Spread of Adenovirus to Geographically Dispersed Military Installations, May–October 2007

Jill S. Trei; Natalie M. Johns; Jason L. Garner; Lawrence B. Noel; Brian V. Ortman; Kari L. Ensz; Matthew C. Johns; Michel L. Bunning; Joel C. Gaydos


Emerging Infectious Diseases. 2010;16(5) 

In This Article


Ad14 spread readily to secondary training sites because of the rapid mobility of BMTs following their graduation from basic training. For the most part, the onset of Ad14-related illness occurred first at sites that received the most BMT graduates. Although Lackland AFB made a concerted effort to identify and segregate outgoing febrile BMTs, more than one quarter of the trainees were likely shedding virus or recovering from illness. In addition, many were possibly preclinical and incubating adenovirus as they departed Lackland AFB, with illness developing shortly after arrival at secondary sites.

Although Ad14 was exported continuously to the secondary sites, neither the ARD rates nor the severity of illness at those sites reached the levels seen at Lackland AFB. Control efforts by Lackland AFB that placed febrile BMTs on medical hold and prevented them from leaving the base seemed to affect severity of illness at Lackland AFB and likely reduced the number of ill persons arriving at secondary sites. The lower rates of illness at secondary sites may also have been due to a decreased number of susceptible persons in the secondary training population, berthing differences that resulted in less contact between trainees at secondary sites, and decreased stress levels among trainees. Additionally, decreased illness severity at the secondary training sites may have resulted from the early identification of patients with suspected cases and their placement on quarters, allowing for rest and recovery. Illness trends at Sheppard AFB tracked Lackland AFB ARD activity most closely, possibly because Sheppard AFB received the largest proportion of BMT graduates compared with other secondary training sites and because healthcare personnel at that base more aggressively identified cases and submitted specimens. Keesler AFB and Goodfellow AFB experienced an earlier decline of infection rates due partially to a lower influx of BMTs from Lackland and partially due to lessening participation in enhanced surveillance efforts after the first 3–4 weeks of surveillance. Adenovirus rates mirrored the overall ARD rates, which suggests that adenovirus accounted for most of the ARD cases during the entire period. As of October 31, 2007, ARD rates had subsided somewhat but not sufficiently to cease surveillance and control efforts.

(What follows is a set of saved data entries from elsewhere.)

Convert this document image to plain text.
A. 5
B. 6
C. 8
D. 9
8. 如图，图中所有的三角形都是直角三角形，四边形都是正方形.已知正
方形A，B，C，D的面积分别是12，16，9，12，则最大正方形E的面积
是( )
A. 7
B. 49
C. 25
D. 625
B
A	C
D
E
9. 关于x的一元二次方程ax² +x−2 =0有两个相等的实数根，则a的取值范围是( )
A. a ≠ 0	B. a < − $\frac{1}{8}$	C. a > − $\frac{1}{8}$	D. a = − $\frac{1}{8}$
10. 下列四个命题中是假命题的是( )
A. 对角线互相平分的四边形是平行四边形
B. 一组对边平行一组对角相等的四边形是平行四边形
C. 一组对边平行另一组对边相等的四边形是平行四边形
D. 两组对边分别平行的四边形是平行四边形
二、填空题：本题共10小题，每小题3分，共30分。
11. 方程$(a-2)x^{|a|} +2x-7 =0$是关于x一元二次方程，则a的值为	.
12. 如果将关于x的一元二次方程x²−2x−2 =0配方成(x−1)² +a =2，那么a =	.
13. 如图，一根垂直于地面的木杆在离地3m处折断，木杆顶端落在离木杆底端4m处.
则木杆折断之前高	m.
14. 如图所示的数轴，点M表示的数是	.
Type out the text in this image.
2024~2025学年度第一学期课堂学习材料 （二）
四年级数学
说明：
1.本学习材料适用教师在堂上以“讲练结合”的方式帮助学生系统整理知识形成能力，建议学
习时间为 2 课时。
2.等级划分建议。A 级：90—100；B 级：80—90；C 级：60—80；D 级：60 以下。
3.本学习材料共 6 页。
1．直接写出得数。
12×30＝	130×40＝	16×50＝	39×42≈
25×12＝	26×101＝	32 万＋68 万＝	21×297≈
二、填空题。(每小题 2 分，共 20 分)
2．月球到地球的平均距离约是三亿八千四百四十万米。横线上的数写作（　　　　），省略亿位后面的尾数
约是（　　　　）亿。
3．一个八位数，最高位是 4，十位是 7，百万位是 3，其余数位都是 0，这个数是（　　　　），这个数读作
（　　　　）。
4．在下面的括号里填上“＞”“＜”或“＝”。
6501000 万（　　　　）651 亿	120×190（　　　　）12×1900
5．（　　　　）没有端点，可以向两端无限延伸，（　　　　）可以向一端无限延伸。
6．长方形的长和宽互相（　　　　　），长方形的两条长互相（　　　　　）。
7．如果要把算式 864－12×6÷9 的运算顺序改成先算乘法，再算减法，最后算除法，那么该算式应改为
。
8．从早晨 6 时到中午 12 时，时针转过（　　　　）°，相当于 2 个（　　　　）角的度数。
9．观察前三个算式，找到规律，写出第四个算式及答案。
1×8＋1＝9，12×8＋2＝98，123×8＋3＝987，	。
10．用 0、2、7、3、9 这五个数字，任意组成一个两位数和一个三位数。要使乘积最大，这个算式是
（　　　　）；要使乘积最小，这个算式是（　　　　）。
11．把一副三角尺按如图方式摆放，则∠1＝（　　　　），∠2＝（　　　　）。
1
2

Surveillance findings indicated that spread of Ad14 to active duty members and dependents outside the training population was minimal, although surveillance efforts were not as robust in these populations. Because secondary training students are segregated from the base population at installations, limited contact takes place between trainees and other military members and their dependents. Still, the lack of spread of this readily transmissible pathogen to persons outside the training population was remarkable.

Eliminating the spread from Lackland AFB to secondary training sites was difficult, because any control measures deployed had to operate within the constraints of the recruit training system. Particularly in wartime, military operational requirements do not permit slowing or canceling the training of new military recruits. Even within this limited setting, segregating ill patients and checking students for fever both before leaving Lackland AFB and upon arrival at their next duty station seemed to affect transmission, because ARD rates remained relatively low at secondary training sites and peak ARD activity did not persist.

A new vaccine for Ad4 and Ad7 is currently under development; phase III has been completed.[14] The degree of cross-protection this vaccine will offer against Ad14 is unknown, although evidence suggests some protection can be expected. Findings from the Lackland AFB outbreak indicated that Ad7 serum neutralizing antibody was protective against Ad14 illness, mitigating the severity of symptoms.[12] Previous studies have indicated that Ad4 and Ad7 vaccination was also protective against Ad3[8,15] and Ad14.[8,15–18] Thus, implementing the Ad4 and Ad7 vaccine may affect AdARD rates in general in future military trainees.

Following the loss of the Ad4 and Ad7 vaccines, the spread of Ad4 from an Army basic training site to a secondary training installation was associated with a large Ad4 outbreak at a secondary site.[19] In this report we describe the spread of Ad14 to Air Force secondary training sites by recently graduated basic trainees who moved quickly from Lackland AFB to their next assignment. Military planners must focus on how best to control the spread of infectious respiratory diseases in highly mobile military populations that travel between geographically dispersed locations. Additionally, these planners must consider that rigid public health interventions may be unacceptable because of interference with critical operations. In this instance, we found that interventions could not interfere with the flow of programmed training operations for a military at war. Additionally, detailed studies aimed at better describing the transmission of adenoviruses may result in better focused and more effective control measures. Our results show that public health leaders in both the military and civilian communities should be concerned about the geographic spread of respiratory disease agents by highly mobile populations.